What are the common paraneoplastic syndromes caused by lung carcinoma?

PTH >> hypercalcemia
ACTH >> Cushing's

ADH >> hyponatremia


Compare pneumothorax and hydrothorax.

pneumothorax = air in the pleural cavity

hydrothorax = fluid in pleural cavity


Explain the pathogenesis of pleuritis.

Hallmark = exudate

bacterial pneumo >> fibrinous/purulent
viral >> serous
TB >> serous or fibrinous, NO PMNs
heart failure/edema >> transudate


What is mesothelioma?

rare malignant tumor of the pleura

*often r/t asbestos


What makes interstitial pneumonia unique?
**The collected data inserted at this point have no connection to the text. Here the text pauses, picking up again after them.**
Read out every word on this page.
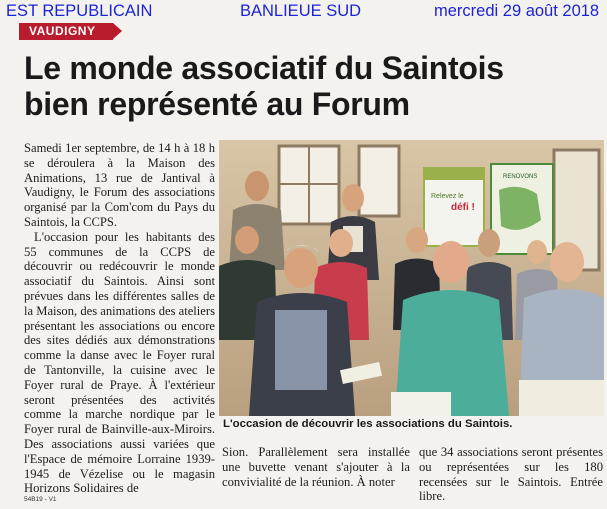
EST REPUBLICAIN	BANLIEUE SUD	mercredi 29 août 2018
VAUDIGNY
Le monde associatif du Saintois
bien représenté au Forum

Samedi 1er septembre, de 14 h à 18 h se déroulera à la Maison des Animations, 13 rue de Jantival à Vaudigny, le Forum des associations organisé par la Com'com du Pays du Saintois, la CCPS.

L'occasion pour les habitants des 55 communes de la CCPS de découvrir ou redécouvrir le monde associatif du Saintois. Ainsi sont prévues dans les différentes salles de la Maison, des animations des ateliers présentant les associations ou encore des sites dédiés aux démonstrations comme la danse avec le Foyer rural de Tantonville, la cuisine avec le Foyer rural de Praye. À l'extérieur seront présentées des activités comme la marche nordique par le Foyer rural de Bainville-aux-Miroirs. Des associations aussi variées que l'Espace de mémoire Lorraine 1939-1945 de Vézelise ou le magasin Horizons Solidaires de

Relevez le
défi !
RENOVONS
L'occasion de découvrir les associations du Saintois.

Sion. Parallèlement sera installée une buvette venant s'ajouter à la convivialité de la réunion. À noter

que 34 associations seront présentes ou représentées sur les 180 recensées sur le Saintois. Entrée libre.

54B19 - V1
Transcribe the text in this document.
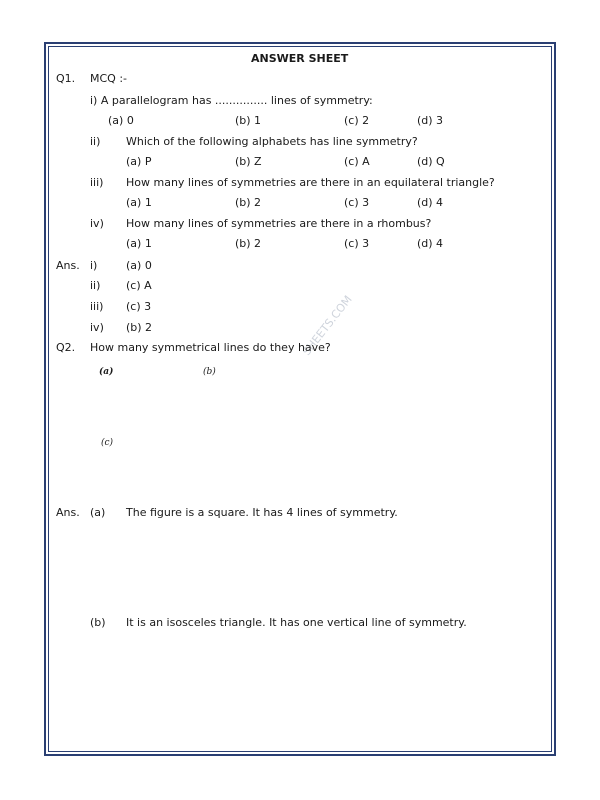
SHEETS.COM
ANSWER SHEET
Q1. MCQ :-
i) A parallelogram has ............... lines of symmetry:
(a) 0	(b) 1	(c) 2	(d) 3
ii) Which of the following alphabets has line symmetry?
(a) P	(b) Z	(c) A	(d) Q
iii) How many lines of symmetries are there in an equilateral triangle?
(a) 1	(b) 2	(c) 3	(d) 4
iv) How many lines of symmetries are there in a rhombus?
(a) 1	(b) 2	(c) 3	(d) 4
Ans. i)	(a) 0
ii) (c) A
iii) (c) 3
iv) (b) 2
Q2. How many symmetrical lines do they have?
(a)	(b)
(c)
Ans. (a) The figure is a square. It has 4 lines of symmetry.
(b) It is an isosceles triangle. It has one vertical line of symmetry.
Interstitial . . . inflammation affects the alveolar septa and does not result in exudation of PMNs into the alveolar lumen. Also viruses that cause interstitial pneumonia attach to respiratory epithelial cells >> cell necrosis = "reticular pattern" on x-ray


How is pneumonia diagnosed?

- x-ray

- sputum studies

- peripheral blood studies


What are some unique features of TB?

- acid-fast bacillus (Ziehl-Neelsen)

- TB does NOT attract PMNs, but forms granulomas

- Ghon complex = parenchymal focus and hilar lymph node lesion 

- Ghon complex = central caseous necrosis surrounded by epithelioid cells, multinucleated giant cells, lymphocytes


What is the defnition of chronic bronchitis?

excessive production of tracheobronchial mucus causing cough and expectoration for at least 3 months during 2 consecutive years.